Recent work using compound-specific stable isotopes of amino acids (CSI-AA) in proteinaceous deep-sea corals opens a new realm of high–fidelity reconstruction for biogeochemical and ecological changes in the ocean. However, underlying these CSI-AA paleoceanographic applications are a series of fundamental assumptions, which hold first that baseline-proxy AA isotope values fixed at the base of food webs represent integrated δ¹³C and δ¹⁵N values of primary production, and second they are unaltered during subsequent export and incorporation from particles into corals. We explored long-term δ¹³C and δ¹⁵N CSI-AA data on a sediment trap time series together with contemporaneous, geographically close deep-sea bamboo corals (Isidella sp.) in the California margin, first time directly testing these assumptions. Our data show that isotope values of essential (δ¹³C_EAA) and source AAs (δ¹⁵N_Phe) in sinking particles quantitatively track bulk δ¹³C and δ¹⁵N values of export production. These CSI-AA baseline proxies varied independently of carbon flux, trophic position (TP_CSI-AA) and microbial alteration, suggesting that they were well preserved in the sinking particles consumed by corals. Paired comparisons between sinking particles and corals revealed minor elevations of δ¹³C_EAA (by ∼2‰) and δ¹⁵N_Phe (by ∼1‰) in available coral specimens. We hypothesize the difference in δ¹³C_EAA is due to the geographic offset in δ¹³C values of primary production expected between the (more offshore) sediment trap site and (more onshore) coral specimens, whereas the δ¹⁵N_Phe offset is likely related to expected minor trophic fractionation.

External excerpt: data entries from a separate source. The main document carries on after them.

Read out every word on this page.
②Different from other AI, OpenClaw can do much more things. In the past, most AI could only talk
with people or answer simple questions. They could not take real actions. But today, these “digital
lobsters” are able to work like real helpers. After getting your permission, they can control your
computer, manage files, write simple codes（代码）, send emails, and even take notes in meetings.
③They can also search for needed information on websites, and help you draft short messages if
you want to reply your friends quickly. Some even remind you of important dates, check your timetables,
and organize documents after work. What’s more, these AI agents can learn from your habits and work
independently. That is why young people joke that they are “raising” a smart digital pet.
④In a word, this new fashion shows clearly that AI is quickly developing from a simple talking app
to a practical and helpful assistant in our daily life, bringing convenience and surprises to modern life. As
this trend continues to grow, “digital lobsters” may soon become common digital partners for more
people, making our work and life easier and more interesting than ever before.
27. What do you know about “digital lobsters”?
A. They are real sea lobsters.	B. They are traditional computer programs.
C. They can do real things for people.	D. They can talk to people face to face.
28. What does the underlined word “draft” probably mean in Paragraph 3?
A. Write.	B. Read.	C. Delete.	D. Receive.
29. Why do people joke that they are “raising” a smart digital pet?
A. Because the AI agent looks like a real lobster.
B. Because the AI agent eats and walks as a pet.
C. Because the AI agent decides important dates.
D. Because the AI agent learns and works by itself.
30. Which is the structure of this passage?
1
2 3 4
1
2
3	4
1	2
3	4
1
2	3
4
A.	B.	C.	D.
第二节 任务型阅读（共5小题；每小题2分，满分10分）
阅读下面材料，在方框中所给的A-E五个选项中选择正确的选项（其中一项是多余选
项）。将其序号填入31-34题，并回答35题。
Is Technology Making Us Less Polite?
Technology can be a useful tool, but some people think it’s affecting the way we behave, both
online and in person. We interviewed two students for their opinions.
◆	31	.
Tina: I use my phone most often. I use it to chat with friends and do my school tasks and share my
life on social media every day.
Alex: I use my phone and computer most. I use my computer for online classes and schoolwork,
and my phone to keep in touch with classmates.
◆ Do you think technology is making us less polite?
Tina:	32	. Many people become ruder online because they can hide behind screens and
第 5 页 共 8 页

Using empirical models derived from the sediment trap time series, we demonstrate for the first time that CSI-AA in proteinaceous deep-sea corals can reconstruct known bulk δ¹⁵N values of export production, source nitrogen δ¹⁵N values, and exported TP_CSI-AA values with very good fidelity. Together, these findings represent a major advance in our understanding of AA isotope behavior in modern and paleoarchives, and can be used to underpin the rapidly evolving use of CSI–AA–based tools in multiple paleoceanographic studies and archives.

最近在蛋白质深海珊瑚中使用特定于化合物的氨基酸稳定同位素（CSI-AA）的研究为海洋生物地球化学和生态变化的高保真重建开辟了新领域。然而，底层这些CSI-AA古海洋应用程序是一系列的基本假设，其保持第一即固定在食物网的基基线代理AA同位素值代表集成δ ¹³ C和δ ^15个初级生产的N个值，并且第二它们在随后的出口以及从颗粒到珊瑚的结合过程中，这些元素保持不变。我们探讨长期δ ¹³ C和δ ¹⁵与同期上沉积物捕集时间N系列CSI-AA数据一起，地理上接近的深海珊瑚竹（Isidella sp。）在加利福尼亚州的边缘，首次直接检验了这些假设。我们的数据显示所必需的那个同位素值（δ ¹³ C ^ _EAA）和源AAS（δ ¹⁵ Ñ_的Phe下沉颗粒定量地跟踪散装δ）¹³ C和δ ^15个出口生产的N个值。这些CSI-AA基线替代物的变化与碳通量，营养位置（TP _CSI-AA）和微生物改变无关，这表明它们被保存在珊瑚消耗的下沉颗粒中。下沉颗粒和珊瑚之间配对比较揭示δ的次要凸起¹³ Ç _EAA（由〜2‰）和Δ ¹⁵可用珊瑚标本中的N _Phe（约1‰）。我们推测在δ之差¹³ Ç _EAA是由于地理在δ偏移^13个初级生产预期的（更近海）沉积物捕集器站点和（更陆上）珊瑚样本之间的C值，而δ ¹⁵ Ñ_的Phe偏移很可能与预期的少量营养级分有关。使用从沉积物捕集器时间序列衍生的经验模型，我们证明对于第一次，CSI-AA在蛋白质深海珊瑚可以重建已知散装δ ^15个出口生产，源氮的N个值δ ^15个N个值，并导出TP _{CSI -AA}保真度很高的值。总之，这些发现代表了我们对现代和古档案中AA同位素行为的理解的重大进展，可用于支持在多个古海洋研究和档案中快速使用基于CSI–AA的工具。